Para Patrizi e Patton, uma avaliação de estratégia dá a oportunidade de trazer informação para o processo reflexivo e decisório de forma que a reflexão ocorra. Mintzberg defende que a estratégia é aprendida e não planejada. Isso parece especialmente pertinente no caso da CSS, onde existe pouca estratégia deliberada, mas muita ação e iniciativa.

Algumas perguntas chaves para acompanhar estratégias seriam:

No início:

 Qual é a intenção estratégica?

 Se a estratégia for bem sucedida, o que vai ter ocorrido?

 Quais são os resultados esperados e os resultados otimistas que se aspira ter da estratégia?

Durante:

 Que aspectos da estratégia estão plenamente implementados?

 Que fatores contribuíram para sua realização?

 Que aspectos da estratégia não foram realizados, foram deixados para trás ou abandonados? Por quê?

 Quais novas oportunidades emergiram que foram incorporadas dentro da visão estratégica ou a alteraram?
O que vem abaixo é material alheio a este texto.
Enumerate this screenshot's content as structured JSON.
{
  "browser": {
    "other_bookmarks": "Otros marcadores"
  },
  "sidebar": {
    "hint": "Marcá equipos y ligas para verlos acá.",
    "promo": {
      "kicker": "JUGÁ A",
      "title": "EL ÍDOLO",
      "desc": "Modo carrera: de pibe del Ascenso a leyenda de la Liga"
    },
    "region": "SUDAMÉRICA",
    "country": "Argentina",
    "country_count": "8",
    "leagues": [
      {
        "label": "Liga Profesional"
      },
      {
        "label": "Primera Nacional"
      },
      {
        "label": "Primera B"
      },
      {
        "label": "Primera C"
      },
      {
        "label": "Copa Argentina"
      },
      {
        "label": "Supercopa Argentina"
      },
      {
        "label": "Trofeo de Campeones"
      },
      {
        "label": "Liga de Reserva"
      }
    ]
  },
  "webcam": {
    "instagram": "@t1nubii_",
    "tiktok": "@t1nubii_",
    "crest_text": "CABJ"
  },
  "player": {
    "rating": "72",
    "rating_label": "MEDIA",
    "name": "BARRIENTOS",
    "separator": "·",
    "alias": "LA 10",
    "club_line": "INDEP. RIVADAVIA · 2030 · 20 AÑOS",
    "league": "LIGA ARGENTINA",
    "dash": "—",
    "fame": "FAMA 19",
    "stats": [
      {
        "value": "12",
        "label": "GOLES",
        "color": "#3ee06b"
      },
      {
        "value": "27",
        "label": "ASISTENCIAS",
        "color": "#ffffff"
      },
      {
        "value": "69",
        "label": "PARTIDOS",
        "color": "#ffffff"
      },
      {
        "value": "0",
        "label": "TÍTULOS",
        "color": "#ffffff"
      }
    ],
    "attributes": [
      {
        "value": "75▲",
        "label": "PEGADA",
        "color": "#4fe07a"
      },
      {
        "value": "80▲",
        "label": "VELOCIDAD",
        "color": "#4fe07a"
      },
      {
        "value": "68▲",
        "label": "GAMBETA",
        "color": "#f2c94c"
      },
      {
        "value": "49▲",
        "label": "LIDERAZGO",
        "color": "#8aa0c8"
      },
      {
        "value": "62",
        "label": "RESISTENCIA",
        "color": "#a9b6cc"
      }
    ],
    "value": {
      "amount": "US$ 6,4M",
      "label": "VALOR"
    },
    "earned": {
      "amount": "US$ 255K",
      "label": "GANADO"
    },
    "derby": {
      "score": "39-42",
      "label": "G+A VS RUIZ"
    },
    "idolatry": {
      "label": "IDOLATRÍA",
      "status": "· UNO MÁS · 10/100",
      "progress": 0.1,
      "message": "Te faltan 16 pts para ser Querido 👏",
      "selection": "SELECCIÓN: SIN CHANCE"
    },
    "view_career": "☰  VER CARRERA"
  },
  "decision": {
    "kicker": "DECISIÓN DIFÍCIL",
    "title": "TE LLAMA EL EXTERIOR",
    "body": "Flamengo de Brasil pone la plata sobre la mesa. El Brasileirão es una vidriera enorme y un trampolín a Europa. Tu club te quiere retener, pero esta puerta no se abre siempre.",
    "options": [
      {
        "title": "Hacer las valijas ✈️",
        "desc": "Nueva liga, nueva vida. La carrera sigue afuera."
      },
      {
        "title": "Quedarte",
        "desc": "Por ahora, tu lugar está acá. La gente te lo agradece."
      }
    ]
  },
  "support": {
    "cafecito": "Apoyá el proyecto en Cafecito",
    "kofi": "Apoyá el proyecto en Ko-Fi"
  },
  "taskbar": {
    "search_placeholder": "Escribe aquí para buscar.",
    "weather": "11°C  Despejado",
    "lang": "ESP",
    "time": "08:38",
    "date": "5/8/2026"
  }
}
Ao fim – revisão estratégica:

 O que foi planejado foi feito?

 O que foi aprendido daquilo que não foi feito? O que foi feito do que surgiu no meio do caminho? Como estes elementos emergentes afetaram a direção estratégica e sua realização de forma geral?

Estas perguntas e provocações dentro de um contexto de alta complexidade e imprevisibilidade e as especificidades de uma cooperação baseada em conhecimento (como é o caso da cooperação técnica) ajudaram a tecer um quadro que permita olhar para a experiência de Guiné-Bissau de maneira mais adaptada aos objetivos da CSS que tratam não apenas de projetos, mas da articulação de visões de desenvolvimento.